A commonly-raised question about the feasibility of EDC in a setting like The Gambia is acceptance among field workers and whether they are capable of handling the electronic devices and software for electronic data capture. With the random selection of 6 (5 interviewers & 1 reserve) of the 12 workers nominated by the four MRC programs (Bacterial Diseases, Viral Diseases, Malaria and Nutrition), we sought a group of interviewers representative in their age, gender, work experience and performance, computer legacy, and attitudes towards EDC. Although fieldworkers were ultimately selected randomly, each programme purposely nominated three candidates and selection bias can not be ruled out completely.

At the beginning of the training session for this study, 5 out of 6 interviewers stated that EDC would be appreciated by the MRC field workers and that, since field workers have established a very good relationship with their study participants in the past, the participants would likely embrace EDC. The field workers/nurses who participated in this study were keen to learn new techniques and develop themselves further.

The majority of the interviewers would prefer the ‘bulkier’ devices, netbook and laptop, which were used for electronic data capture during the telephone interviews, to the smaller devices tablet PC and PDA for field work. That older people find it more satisfactory to use the ‘bulkier’ devices with a keyboard rather than the smaller pen-based devices has already been described in the literature [21]. The display of the QWERTY keyboard on the screen of a palm-size computer results in each key being very small. This slows performance [22] and may also give rise to legibility problems with difficulty in discriminating between some letters such as ‘u’ and ‘v’. The limited screen space also results in a lack of gaps between adjacent keys. This necessitates fine motor control by those making entries. The space available on the screen is very small so that the keyboard often requires the use of special function keys to access certain numeric and punctuation characters. It has long been known that moded styles of interaction can be confusing for users [23], [24]. All interviewers in our study were already familiar with the standard keyboard and had at least two years MRC work experience; each also accessed their MRC e-mail account at least once a week. The familiarity with the keyboard enabled the interviewers to enter data within a shorter time period after training compared to devices which required use of a pen. Another reason given for preferring the bulkier devices was that the larger screen allowed working with larger font sizes. Some of the field workers, especially the older ones, had problems with their eyesight. During the study interviewers would only use their glasses when the font size became so small that they could not cope otherwise. In the Gambian setting reluctance to the use of glasses is common. While two fieldworkers had problems reading text on the PDA and the tablet PC, prompting one of them to use his glasses, no such problems occurred with the netbook or the laptop.
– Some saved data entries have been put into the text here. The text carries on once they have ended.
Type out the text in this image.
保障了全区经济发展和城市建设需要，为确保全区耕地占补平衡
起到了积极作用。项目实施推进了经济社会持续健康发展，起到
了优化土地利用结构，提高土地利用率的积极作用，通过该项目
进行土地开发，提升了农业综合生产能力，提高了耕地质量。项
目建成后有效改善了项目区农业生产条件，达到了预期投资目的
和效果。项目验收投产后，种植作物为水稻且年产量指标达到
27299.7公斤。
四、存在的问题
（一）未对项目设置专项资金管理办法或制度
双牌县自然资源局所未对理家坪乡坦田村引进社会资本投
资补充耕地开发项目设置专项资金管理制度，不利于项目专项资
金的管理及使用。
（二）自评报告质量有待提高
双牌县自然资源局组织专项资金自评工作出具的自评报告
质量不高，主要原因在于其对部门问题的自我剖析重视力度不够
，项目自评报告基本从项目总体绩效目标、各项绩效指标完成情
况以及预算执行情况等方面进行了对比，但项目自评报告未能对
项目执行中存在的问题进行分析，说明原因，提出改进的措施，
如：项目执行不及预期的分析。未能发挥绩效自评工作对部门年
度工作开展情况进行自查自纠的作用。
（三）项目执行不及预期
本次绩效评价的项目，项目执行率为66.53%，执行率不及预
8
Nevertheless, in this study the use of the pen/touch screen improved rapidly for all fieldworkers , so that in the final week the duration of the interviews using OpenClinica® as the front end, which did not depend on the network connection, was in a similar range, regardless if a keyboard or a pen/touch screen was used.

Studies of performance with normal size keyboards have shown that although older people are slower in key tapping and in selecting the key to tap [25], especially if they are unskilled typists [26], there is no loss of accuracy. Given sufficient experience with the task there is evidence that older people may be able to use compensatory strategies to maintain their performance [27]. This study lends support to this statement, since accuracy was not associated with age. Speed was highly associated with age, however. Younger interviewers conducted the interviews in less time than their older colleagues. As one would expect, interviewers with more experience in fieldwork were superior with respect to accuracy than those with less fieldwork experience.

Despite the availability of diverse data management software applications, it was beyond the scope of the study to test each implementation for compatibility with specific EDC tools. The data management unit at the MRC routinely supports 10 simultaneous clinical (phase I or II) and research trials; to be of practical relevance, EDC tools must be capable of supporting the commonly used software platforms. The open source, clinical trials software for EDC and clinical data management OpenClinica® was used for three of the four EDC methods, since this clinical informatics system has been designed to support GCP standards. Unfortunately an OpenClinica® version for PDAs was not available and a web based system was established. The PDA is at a disadvantage in this regard as coding a bespoke solution or integrating an open source/commercial application is time consuming and potentially expensive if commercial software is used.

At the MRC in the Gambia various types of field based epidemiological studies are conducted apart from clinical trials. For those studies alternative data capturing methods such as improved web based systems or telephone interviews in combination with EDC, or standard data collection on paper followed by optical character recognition (OCR) might be more appropriate or more cost effective.

Obvious rules, which apply for telephone interviews in general and can be found in many standard epidemiological text books, will be valid for telephone interviews in which data is collected electronically as well. For short follow up studies, in which a physical examination of the interviewee is not needed, telephone interviews might be a quick and cheap alternative to sending a field worker to the field, especially since the Gambia enjoys excellent mobile phone coverage.

A South African group recently described a web based system using standard mobile phones for electronic data capture [28]. The questionnaire was developed in a word processor and sent to a standard mobile phone, which was used to collect the data during a survey. The data was stored as a text file and whenever the network connection was available, the encrypted information was sent via SMS to the host computer. The automated data upload from the mobile phone to the server reduces data loss due to damage , theft or loss of the device. Mobile phones have the advantage, that they are available, cheap, relatively robust and less attractive targets for theft compared to the more expensive devices tablet PC and netbooks. The downside of this method is, that techincal problems with data upload and download [29], electrical interference with telephone lines [30] and considerable problems with the synchronization process [31] have been encountered in the past.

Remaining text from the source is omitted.